The first signs that an American aircraft had been downed appeared on Telegram: photos of wreckage, an empty ejection seat and then videos of search-and-rescue planes over southwestern Iran. Jake Godin, a senior researcher at Bellingcat, and a loose network of journalists, activists and online investigators moved to verify the posts — and immediately hit new barriers.
Inside Iran, a near-total internet blackout has sharply limited what civilians can transmit outward. At the same time, commercial satellite imagery that open-source investigators rely on has been curtailed. Planet initially imposed a two-week delay on images and then stopped sharing recent imagery of the Middle East; Vantor also restricted distribution. Planet said a U.S. government request led to an indefinite withholding of imagery for a specified area of interest and expected the policy to persist through the conflict; it later characterized the choices as voluntary and said it hoped to restore access while minimizing misuse risk.
That pullback matters because providers like Planet and Vantor deliver high-resolution, frequently refreshed photos used to corroborate ground-level videos and photos. Early in the war, analysts used Planet images to document damage and match scattered clips to specific locations. Media outlets cited those images to show damage to bases and communications infrastructure and to argue that a strike on a school was linked to broader military targets — prompting a U.S. acknowledgement and an investigation.
The restrictions are part of a longer pattern of states trying to control wartime imagery. Governments have long sought to limit public view of conflict; in the 20th century, censorship could be tight. Later, televised reporting and embedded journalism loosened that control, and now social media combined with commercial satellites has multiplied ways for the public and investigators to verify events — from the Arab Spring to Syria and Russia’s invasion of Ukraine.
But the Iran case is different in scope. Ali Vaez of the International Crisis Group says the internal blackout is more severe than recent precedents, and the widespread citizen reporting seen during earlier strikes has not reappeared. Authorities across the Gulf have detained hundreds for posting footage of strikes or military sites: Qatar reported arresting more than 300 people for filming and spreading “misleading” information, Abu Dhabi police said they detained 375 for unauthorized photos and false reporting, and Israel has placed limits on what citizens and journalists can post.
Those moves serve both security and economic aims. Gulf governments worry that circulating images of conflict will undermine their reputations as stable, safe hubs for business and tourism — a particular concern for Dubai’s brand. Jim Krane of Rice University ties some censorship directly to preserving that “safe haven” image that undergirds regional economic models.
U.S. policy and military actions have also reduced independent access. Relations between the Pentagon and many reporters were strained after defense leadership pressed news organizations for reporting pledges and tighter controls. With fewer opportunities to access Pentagon briefings or embed with forces, journalists leaned more on satellite imagery — which in turn drew pushback from officials worried about operational security and exposing sensitive sites.

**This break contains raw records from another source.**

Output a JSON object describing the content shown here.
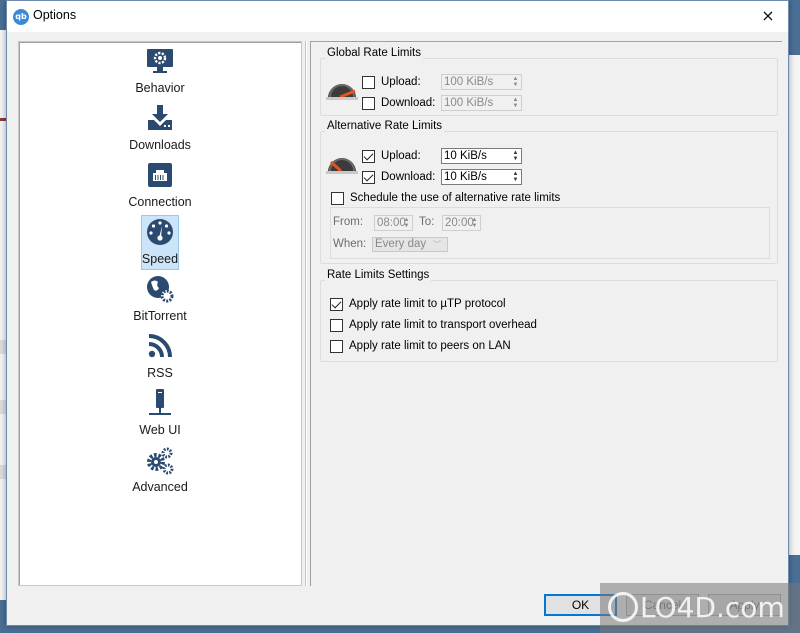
{
  "window": {
    "title": "Options",
    "app_logo_text": "qb",
    "close_icon": "×"
  },
  "sidebar": {
    "selected": "Speed",
    "items": [
      {
        "label": "Behavior",
        "icon": "monitor-gear-icon"
      },
      {
        "label": "Downloads",
        "icon": "download-tray-icon"
      },
      {
        "label": "Connection",
        "icon": "ethernet-port-icon"
      },
      {
        "label": "Speed",
        "icon": "speedometer-icon"
      },
      {
        "label": "BitTorrent",
        "icon": "globe-gear-icon"
      },
      {
        "label": "RSS",
        "icon": "rss-feed-icon"
      },
      {
        "label": "Web UI",
        "icon": "network-server-icon"
      },
      {
        "label": "Advanced",
        "icon": "gears-icon"
      }
    ]
  },
  "global_rate_limits": {
    "title": "Global Rate Limits",
    "upload": {
      "label": "Upload:",
      "checked": false,
      "value": "100 KiB/s",
      "enabled": false
    },
    "download": {
      "label": "Download:",
      "checked": false,
      "value": "100 KiB/s",
      "enabled": false
    }
  },
  "alternative_rate_limits": {
    "title": "Alternative Rate Limits",
    "upload": {
      "label": "Upload:",
      "checked": true,
      "value": "10 KiB/s",
      "enabled": true
    },
    "download": {
      "label": "Download:",
      "checked": true,
      "value": "10 KiB/s",
      "enabled": true
    },
    "schedule": {
      "label": "Schedule the use of alternative rate limits",
      "checked": false,
      "from_label": "From:",
      "from_value": "08:00",
      "to_label": "To:",
      "to_value": "20:00",
      "when_label": "When:",
      "when_value": "Every day"
    }
  },
  "rate_limits_settings": {
    "title": "Rate Limits Settings",
    "options": [
      {
        "label": "Apply rate limit to µTP protocol",
        "checked": true
      },
      {
        "label": "Apply rate limit to transport overhead",
        "checked": false
      },
      {
        "label": "Apply rate limit to peers on LAN",
        "checked": false
      }
    ]
  },
  "buttons": {
    "ok": "OK",
    "cancel": "Cancel",
    "apply": "Apply"
  },
  "watermark": {
    "text": "LO4D.com"
  },
  "colors": {
    "accent": "#0078d7",
    "icon_blue": "#2b4a6f",
    "selection_bg": "#cce4f7",
    "gauge_needle": "#e8501e"
  }
}
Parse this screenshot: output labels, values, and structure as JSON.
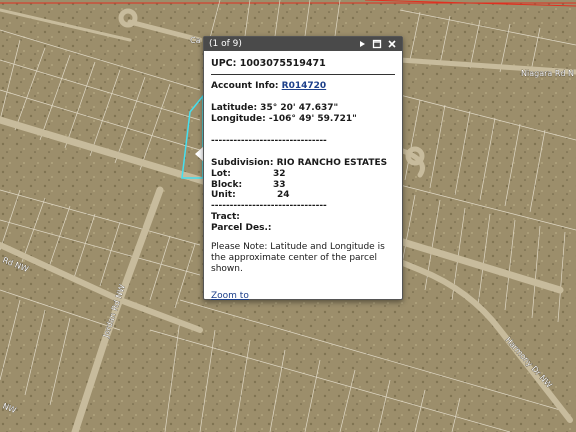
{
  "map": {
    "road_labels": {
      "niagara": "Niagara Rd N",
      "jordan": "Jordan Rd NW",
      "harmony": "Harmony Dr NW",
      "rd_nw": "Rd NW",
      "nw": "NW",
      "ca": "Ca"
    },
    "colors": {
      "terrain": "#9c8e6b",
      "parcel_line": "#ece6d6",
      "road": "#c7bb9c",
      "highlight": "#44e0f0",
      "boundary": "#e03020"
    }
  },
  "popup": {
    "counter": "(1 of 9)",
    "upc": "UPC: 1003075519471",
    "account_label": "Account Info:",
    "account_link": "R014720",
    "latitude": "Latitude: 35° 20' 47.637\"",
    "longitude": "Longitude: -106° 49' 59.721\"",
    "separator1": "-------------------------------",
    "subdivision": "Subdivision: RIO RANCHO ESTATES",
    "lot_label": "Lot:",
    "lot_value": "32",
    "block_label": "Block:",
    "block_value": "33",
    "unit_label": "Unit:",
    "unit_value": "24",
    "separator2": "-------------------------------",
    "tract": "Tract:",
    "parcel_des": "Parcel Des.:",
    "note": "Please Note: Latitude and Longitude is the approximate center of the parcel shown.",
    "zoom_link": "Zoom to",
    "icons": [
      "next-icon",
      "maximize-icon",
      "close-icon"
    ]
  }
}
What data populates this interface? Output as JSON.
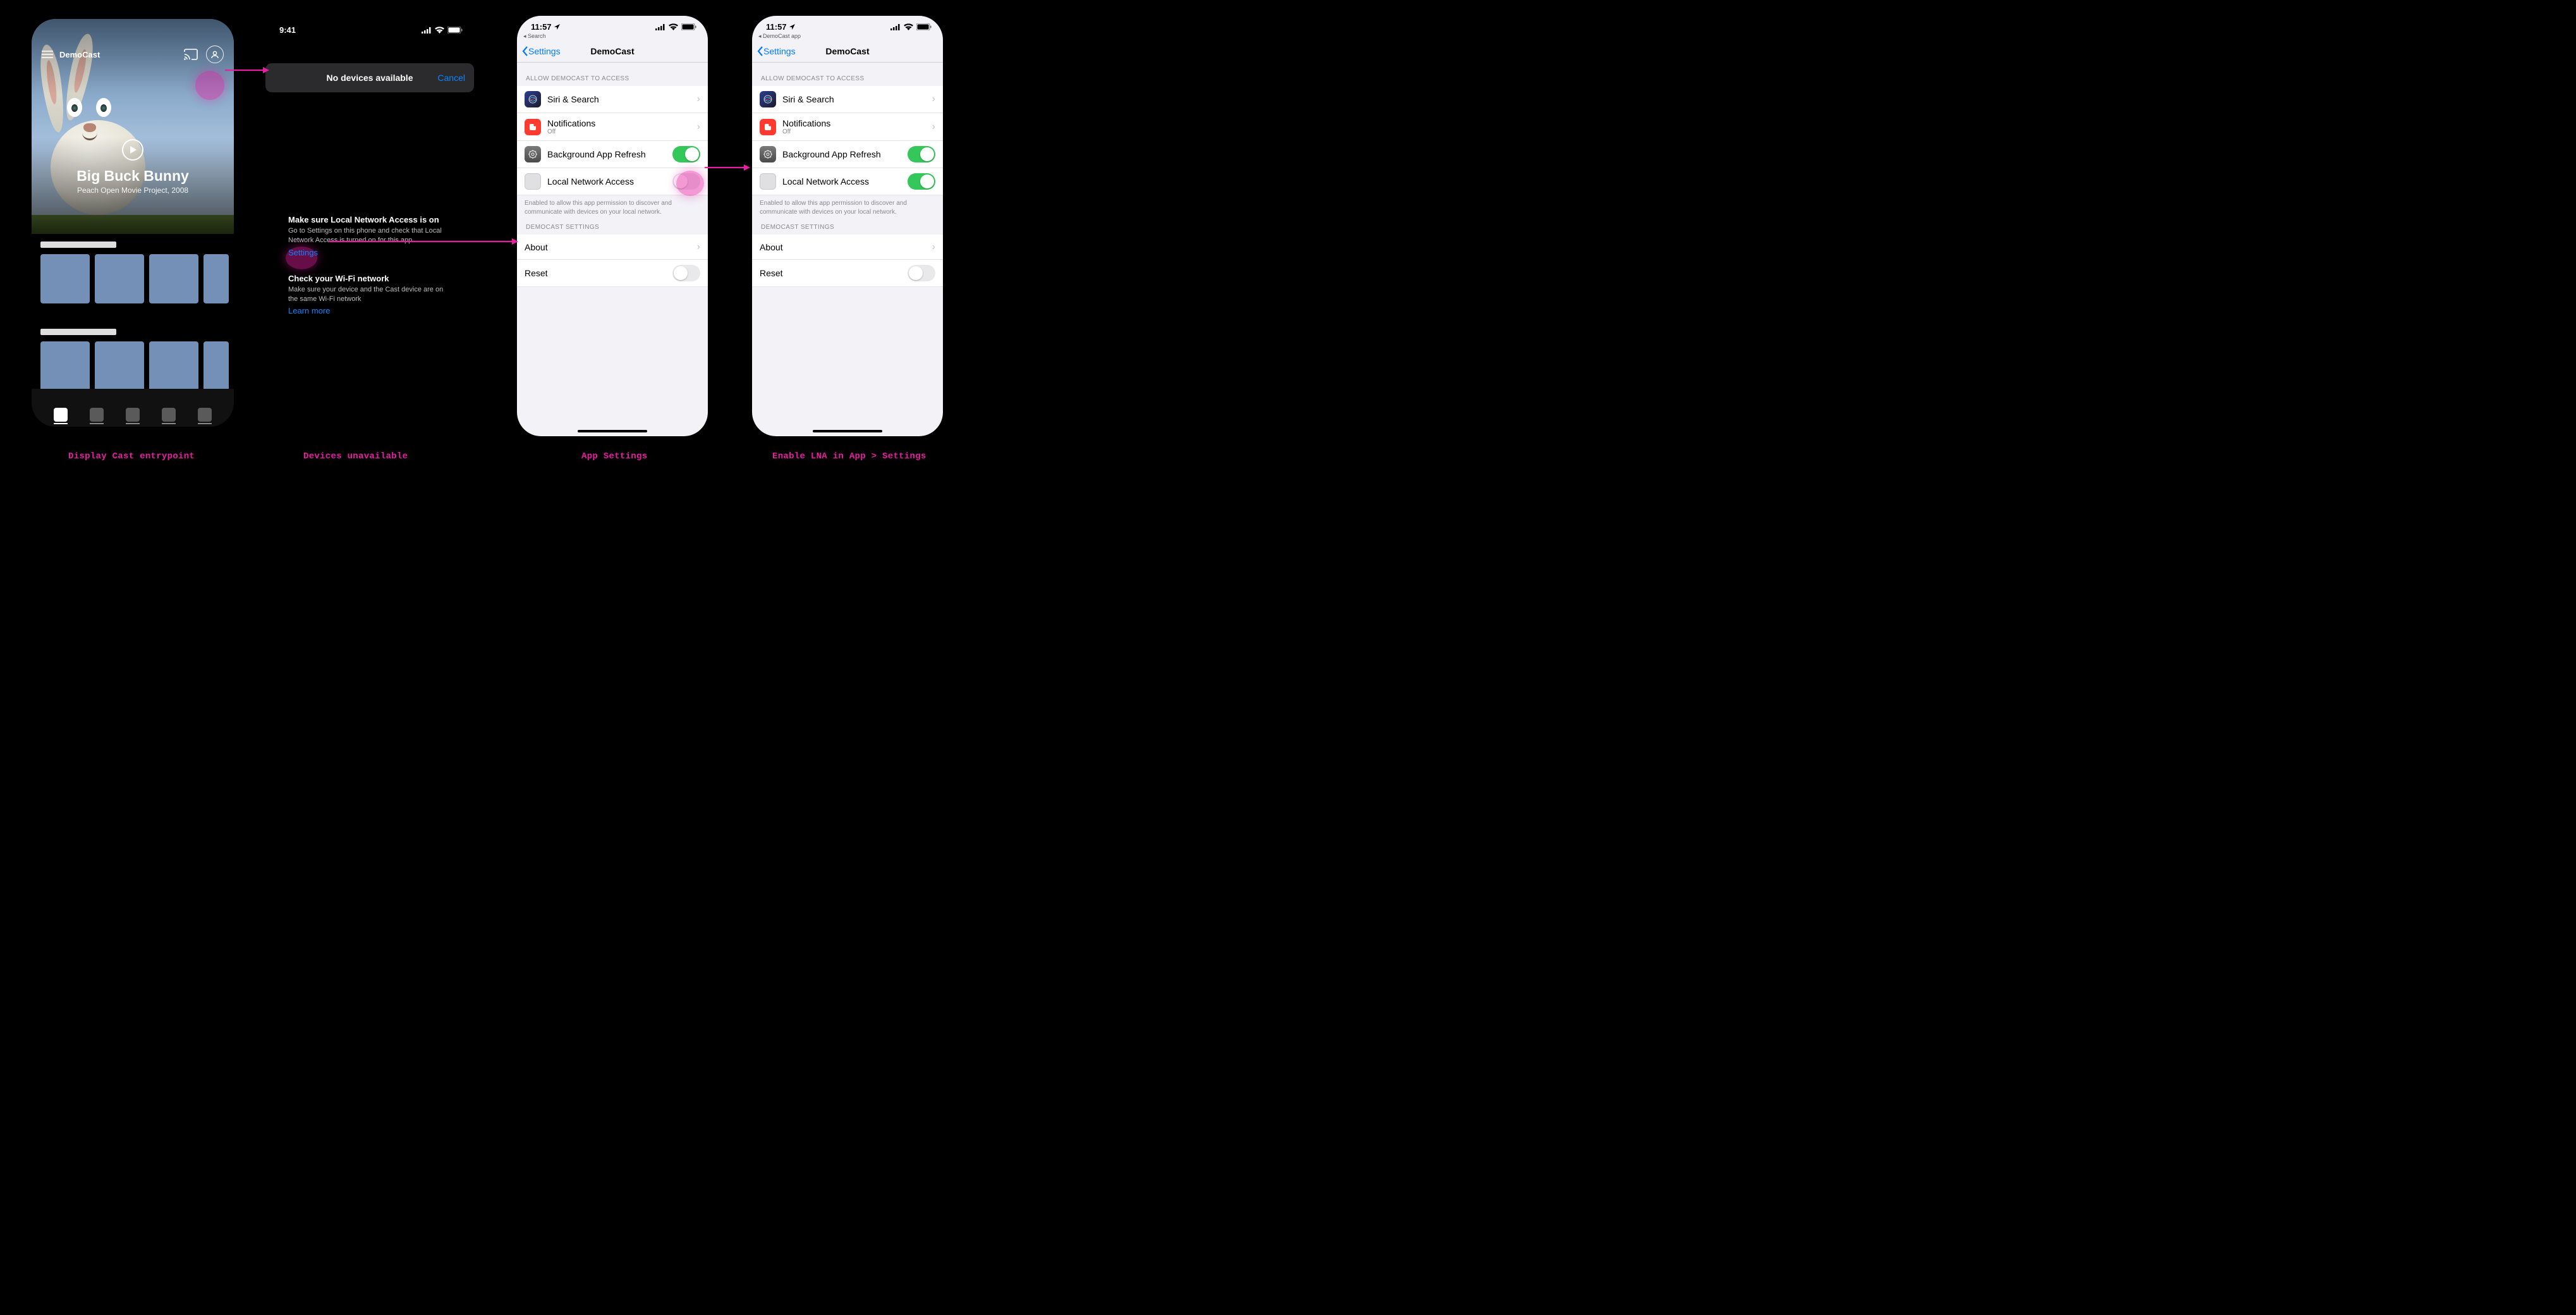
{
  "status_time_941": "9:41",
  "status_time_1157": "11:57",
  "p1": {
    "app_title": "DemoCast",
    "hero_title": "Big Buck Bunny",
    "hero_sub": "Peach Open Movie Project, 2008"
  },
  "p2": {
    "popup_title": "No devices available",
    "popup_cancel": "Cancel",
    "lna_heading": "Make sure Local Network Access is on",
    "lna_body": "Go to Settings on this phone and check that Local Network Access is turned on for this app",
    "lna_link": "Settings",
    "wifi_heading": "Check your Wi-Fi network",
    "wifi_body": "Make sure your device and the Cast device are on the same Wi-Fi network",
    "wifi_link": "Learn more"
  },
  "settings": {
    "crumb_search": "Search",
    "crumb_app": "DemoCast app",
    "back": "Settings",
    "title": "DemoCast",
    "allow_header": "ALLOW DEMOCAST TO ACCESS",
    "siri": "Siri & Search",
    "notif": "Notifications",
    "notif_sub": "Off",
    "bg": "Background App Refresh",
    "lna": "Local Network Access",
    "lna_footer": "Enabled to allow this app permission to discover and communicate with devices on your local network.",
    "app_header": "DEMOCAST SETTINGS",
    "about": "About",
    "reset": "Reset"
  },
  "captions": {
    "c1": "Display Cast entrypoint",
    "c2": "Devices unavailable",
    "c3": "App Settings",
    "c4": "Enable LNA in App > Settings"
  }
}
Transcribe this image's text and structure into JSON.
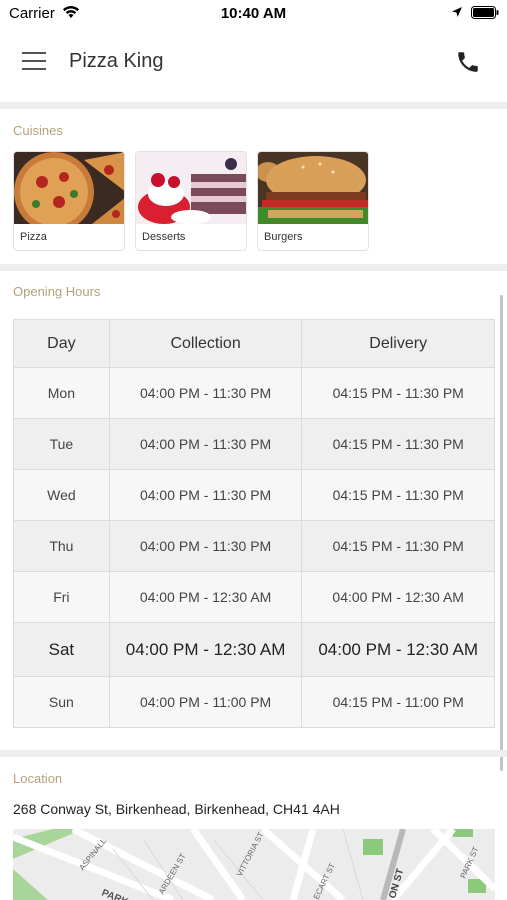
{
  "status_bar": {
    "carrier": "Carrier",
    "time": "10:40 AM"
  },
  "header": {
    "title": "Pizza King",
    "menu_icon": "hamburger-menu-icon",
    "phone_icon": "phone-icon"
  },
  "cuisines": {
    "title": "Cuisines",
    "items": [
      {
        "label": "Pizza"
      },
      {
        "label": "Desserts"
      },
      {
        "label": "Burgers"
      }
    ]
  },
  "opening_hours": {
    "title": "Opening Hours",
    "headers": {
      "day": "Day",
      "collection": "Collection",
      "delivery": "Delivery"
    },
    "rows": [
      {
        "day": "Mon",
        "collection": "04:00 PM - 11:30 PM",
        "delivery": "04:15 PM - 11:30 PM"
      },
      {
        "day": "Tue",
        "collection": "04:00 PM - 11:30 PM",
        "delivery": "04:15 PM - 11:30 PM"
      },
      {
        "day": "Wed",
        "collection": "04:00 PM - 11:30 PM",
        "delivery": "04:15 PM - 11:30 PM"
      },
      {
        "day": "Thu",
        "collection": "04:00 PM - 11:30 PM",
        "delivery": "04:15 PM - 11:30 PM"
      },
      {
        "day": "Fri",
        "collection": "04:00 PM - 12:30 AM",
        "delivery": "04:00 PM - 12:30 AM"
      },
      {
        "day": "Sat",
        "collection": "04:00 PM - 12:30 AM",
        "delivery": "04:00 PM - 12:30 AM"
      },
      {
        "day": "Sun",
        "collection": "04:00 PM - 11:00 PM",
        "delivery": "04:15 PM - 11:00 PM"
      }
    ]
  },
  "location": {
    "title": "Location",
    "address": "268 Conway St, Birkenhead, Birkenhead, CH41 4AH",
    "map_labels": {
      "aspinall": "ASPINALL",
      "park": "PARK",
      "ardeen": "ARDEEN ST",
      "vittoria": "VITTORIA ST",
      "ecart": "ECART ST",
      "on_st": "ON ST",
      "park_st": "PARK ST"
    }
  }
}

Commercial satellite firms are embedded in a regulatory and procurement ecosystem that shapes their choices. Planet has said nearly 60 percent of recent revenue came from defense and intelligence customers; Vantor is also a major government contractor. Those financial ties and legal constraints likely influenced decisions to limit imagery distribution.
The verification impact is tangible. Without recent high-resolution imagery, analysts lose a critical “pin” that links multiple videos to a single location, making it harder to corroborate clips and to distinguish genuine footage from increasingly realistic AI-generated fakes. Jeffrey Lewis of Middlebury College and other experts warn that the absence of up-to-date satellite photos complicates efforts to sort fact from fiction.
Yet information has not vanished. Pro-government Telegram channels inside Iran still post videos, and images have leaked out of Gulf countries — including widely shared photos of a destroyed U.S. E-3 Sentry at a Saudi base. Publicly funded satellites, such as NASA’s Terra and Landsat systems, continue to provide lower-resolution imagery, and some commercial providers, notably Airbus, have kept releasing a trickle of images.
Open-source investigators and journalists are adapting. Bellingcat published a tool that uses older radar data to assess damage, and analysts are turning to alternative data sources and techniques: historical imagery, lower-resolution public satellites, radar archives, and creative cross-checking of metadata and eyewitness videos. Godin and other investigators say they’ve grown accustomed to shifting information environments and have developed workarounds; censorship has made verification harder, but not impossible.
In short, state and corporate efforts to create a digital “fog of war” around Iran have complicated independent verification and reporting by reducing access to high-resolution, timely satellite imagery and by tightening social-media controls. But the fog is porous: public satellites, allied commercial providers, leaked photos and a resourceful community of open-source investigators continue to supply fragments that can be pieced together. The result is a messier, slower verification process rather than a complete blackout of evidence.